Hi
I have some reads aligned with bwa 0.7.15, and I've found some regions with reads ending with soft clipped bases in both ends (example CIGAR string 14S58M28S). I know that soft clipped reads could have a biological meaning, but in this case it seems more like a mapping error to me (only a part of the read has been mapped, while both ends have not). However, it is a primary alignment and the mapping quality seems decent (MAPQ=32), even if it's not exceptionally high.

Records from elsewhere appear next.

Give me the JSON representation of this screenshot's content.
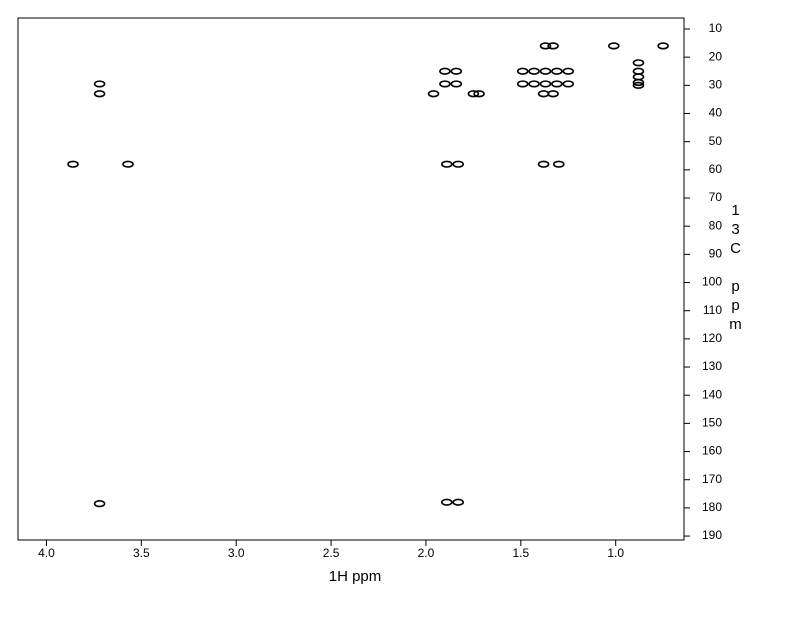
{
  "chart_data": {
    "type": "scatter",
    "x_label": "1H ppm",
    "y_label": "13C ppm",
    "color": "#000000",
    "xlim": [
      4.15,
      0.64
    ],
    "ylim": [
      6.1,
      191.4
    ],
    "xticks": [
      {
        "value": 4,
        "label": "4.0"
      },
      {
        "value": 3.5,
        "label": "3.5"
      },
      {
        "value": 3,
        "label": "3.0"
      },
      {
        "value": 2.5,
        "label": "2.5"
      },
      {
        "value": 2,
        "label": "2.0"
      },
      {
        "value": 1.5,
        "label": "1.5"
      },
      {
        "value": 1,
        "label": "1.0"
      }
    ],
    "yticks": [
      10,
      20,
      30,
      40,
      50,
      60,
      70,
      80,
      90,
      100,
      110,
      120,
      130,
      140,
      150,
      160,
      170,
      180,
      190
    ],
    "x": [
      3.86,
      3.57,
      3.72,
      3.72,
      3.72,
      1.9,
      1.84,
      1.49,
      1.43,
      1.37,
      1.31,
      1.25,
      1.9,
      1.84,
      1.49,
      1.43,
      1.37,
      1.31,
      1.25,
      1.37,
      1.33,
      1.96,
      1.75,
      1.72,
      1.38,
      1.33,
      1.89,
      1.83,
      1.38,
      1.3,
      1.89,
      1.83,
      1.01,
      0.75,
      0.88,
      0.88,
      0.88,
      0.88,
      0.88
    ],
    "y": [
      58,
      58,
      29.5,
      33,
      178.5,
      25,
      25,
      25,
      25,
      25,
      25,
      25,
      29.5,
      29.5,
      29.5,
      29.5,
      29.5,
      29.5,
      29.5,
      16,
      16,
      33,
      33,
      33,
      33,
      33,
      58,
      58,
      58,
      58,
      178,
      178,
      16,
      16,
      22,
      25,
      27,
      29,
      30
    ]
  }
}
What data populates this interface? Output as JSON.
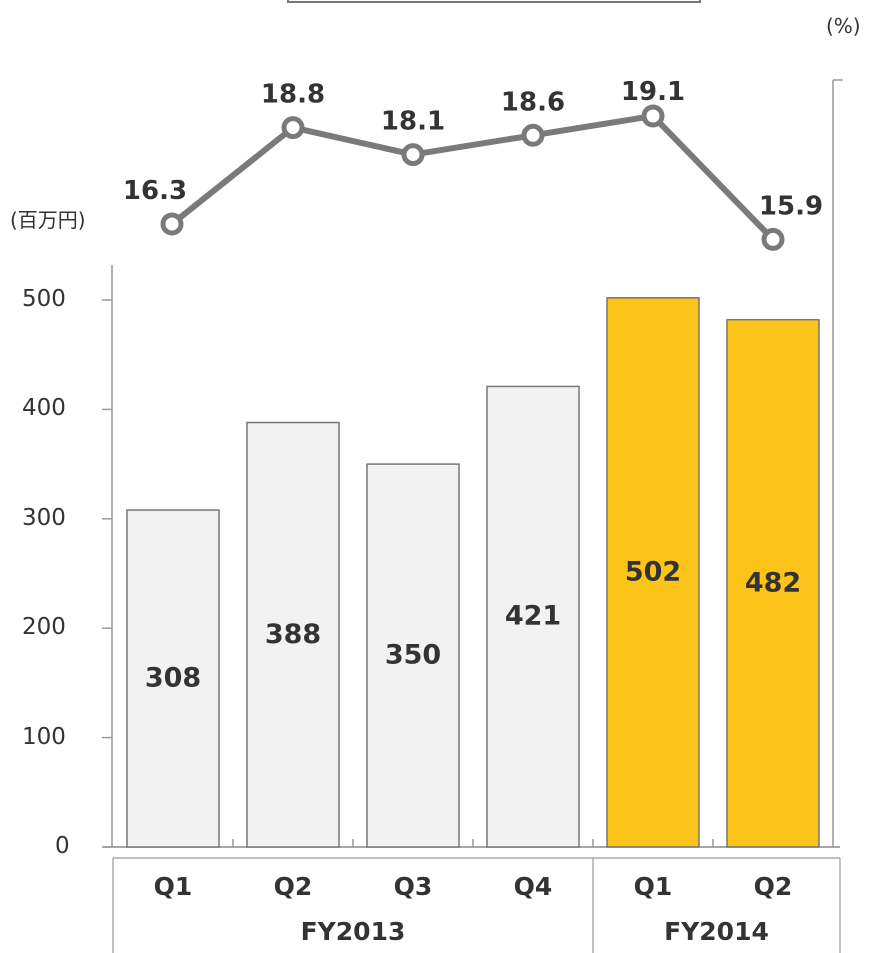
{
  "units": {
    "left": "(百万円)",
    "right": "(%)"
  },
  "chart_data": {
    "type": "bar",
    "categories": [
      "Q1",
      "Q2",
      "Q3",
      "Q4",
      "Q1",
      "Q2"
    ],
    "groups": [
      {
        "label": "FY2013",
        "categories": [
          "Q1",
          "Q2",
          "Q3",
          "Q4"
        ]
      },
      {
        "label": "FY2014",
        "categories": [
          "Q1",
          "Q2"
        ]
      }
    ],
    "series": [
      {
        "type": "bar",
        "values": [
          308,
          388,
          350,
          421,
          502,
          482
        ]
      },
      {
        "type": "line",
        "axis": "right",
        "values": [
          16.3,
          18.8,
          18.1,
          18.6,
          19.1,
          15.9
        ]
      }
    ],
    "bar_labels": [
      "308",
      "388",
      "350",
      "421",
      "502",
      "482"
    ],
    "line_labels": [
      "16.3",
      "18.8",
      "18.1",
      "18.6",
      "19.1",
      "15.9"
    ],
    "y_ticks": [
      "500",
      "400",
      "300",
      "200",
      "100",
      "0"
    ],
    "ylim": [
      0,
      500
    ],
    "colors": {
      "fy2013_bar": "#f2f2f2",
      "fy2014_bar": "#fcc419",
      "line": "#7a7a7a",
      "text": "#333333"
    }
  }
}
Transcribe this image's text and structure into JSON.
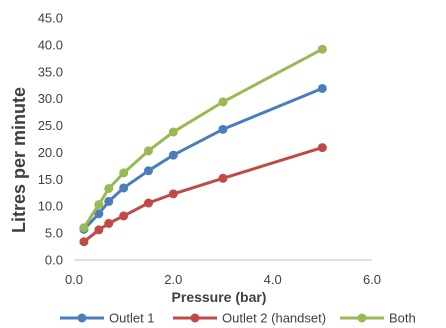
{
  "chart_data": {
    "type": "line",
    "xlabel": "Pressure (bar)",
    "ylabel": "Litres per minute",
    "xlim": [
      0,
      6
    ],
    "ylim": [
      0,
      45
    ],
    "x_ticks": [
      "0.0",
      "2.0",
      "4.0",
      "6.0"
    ],
    "y_ticks": [
      "0.0",
      "5.0",
      "10.0",
      "15.0",
      "20.0",
      "25.0",
      "30.0",
      "35.0",
      "40.0",
      "45.0"
    ],
    "grid": false,
    "legend_position": "bottom",
    "series": [
      {
        "name": "Outlet 1",
        "color": "#4a7ebb",
        "points": [
          {
            "x": 0.2,
            "y": 5.7
          },
          {
            "x": 0.5,
            "y": 8.6
          },
          {
            "x": 0.7,
            "y": 10.9
          },
          {
            "x": 1.0,
            "y": 13.4
          },
          {
            "x": 1.5,
            "y": 16.6
          },
          {
            "x": 2.0,
            "y": 19.5
          },
          {
            "x": 3.0,
            "y": 24.3
          },
          {
            "x": 5.0,
            "y": 31.9
          }
        ]
      },
      {
        "name": "Outlet 2 (handset)",
        "color": "#be4b48",
        "points": [
          {
            "x": 0.2,
            "y": 3.4
          },
          {
            "x": 0.5,
            "y": 5.6
          },
          {
            "x": 0.7,
            "y": 6.8
          },
          {
            "x": 1.0,
            "y": 8.2
          },
          {
            "x": 1.5,
            "y": 10.6
          },
          {
            "x": 2.0,
            "y": 12.3
          },
          {
            "x": 3.0,
            "y": 15.2
          },
          {
            "x": 5.0,
            "y": 20.9
          }
        ]
      },
      {
        "name": "Both",
        "color": "#98b954",
        "points": [
          {
            "x": 0.2,
            "y": 6.0
          },
          {
            "x": 0.5,
            "y": 10.3
          },
          {
            "x": 0.7,
            "y": 13.3
          },
          {
            "x": 1.0,
            "y": 16.2
          },
          {
            "x": 1.5,
            "y": 20.3
          },
          {
            "x": 2.0,
            "y": 23.8
          },
          {
            "x": 3.0,
            "y": 29.4
          },
          {
            "x": 5.0,
            "y": 39.2
          }
        ]
      }
    ]
  }
}
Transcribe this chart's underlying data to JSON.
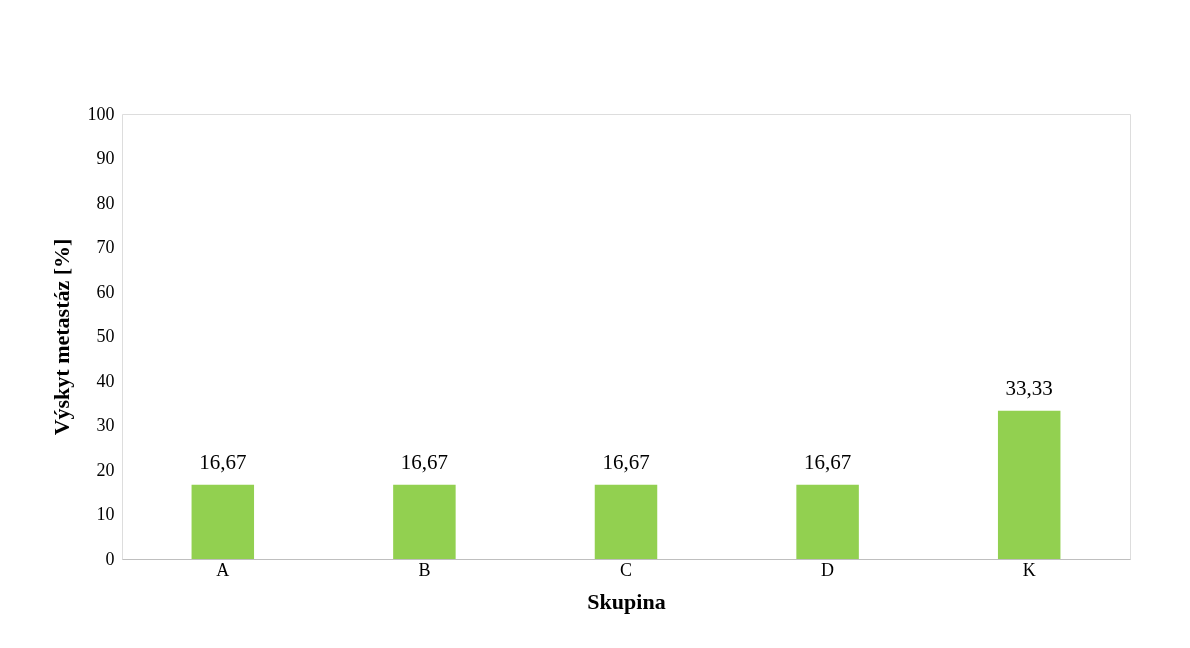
{
  "chart_data": {
    "type": "bar",
    "xlabel": "Skupina",
    "ylabel": "Výskyt metastáz [%]",
    "categories": [
      "A",
      "B",
      "C",
      "D",
      "K"
    ],
    "values": [
      16.67,
      16.67,
      16.67,
      16.67,
      33.33
    ],
    "value_labels": [
      "16,67",
      "16,67",
      "16,67",
      "16,67",
      "33,33"
    ],
    "color": "#92d050",
    "ylim": [
      0,
      100
    ],
    "yticks": [
      0,
      10,
      20,
      30,
      40,
      50,
      60,
      70,
      80,
      90,
      100
    ],
    "grid": false
  }
}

I have two questions here:
-Am I right with my assumption of these being mapping errors? Is there any other explanation (biological or computational) for this events to happen?
-Is there any tool available for getting rid of double-soft-clipped reads? I could probably grep those lines out from the SAM file, but it will just get too long for applying it to many files.
Thank you all
I don't think this is a good enough reason to second guess the aligner and it sounds quite arbitrary to me. I would leave those reads in.
You also didn't tell us about your application, so that makes it harder to judge.
Well I am looking for structural variations in several genomes (Paired End Illumina) and I am trying to validate my pipeline against parent-child pairs and sequencing replicates (which should in principle harbor little to none SVs, specially the sequencing replicates). It seems that there is some noise (considering as noise all SVs present in only one of the sequencing replicates) associated to this reads. In those cases, specific regions have a bunch of reads with their pairs mapped in different chromosomes (many of them for each region) and with this double-soft-clipping. That was what made me think about this reads, and I could not get any biological explanation for the double soft-clipping by myself. Simple soft-clipping are possible breakpoints for the SVs, but two SVs that close in the genome, pointing to several different chromosomes, didn't seem right for me.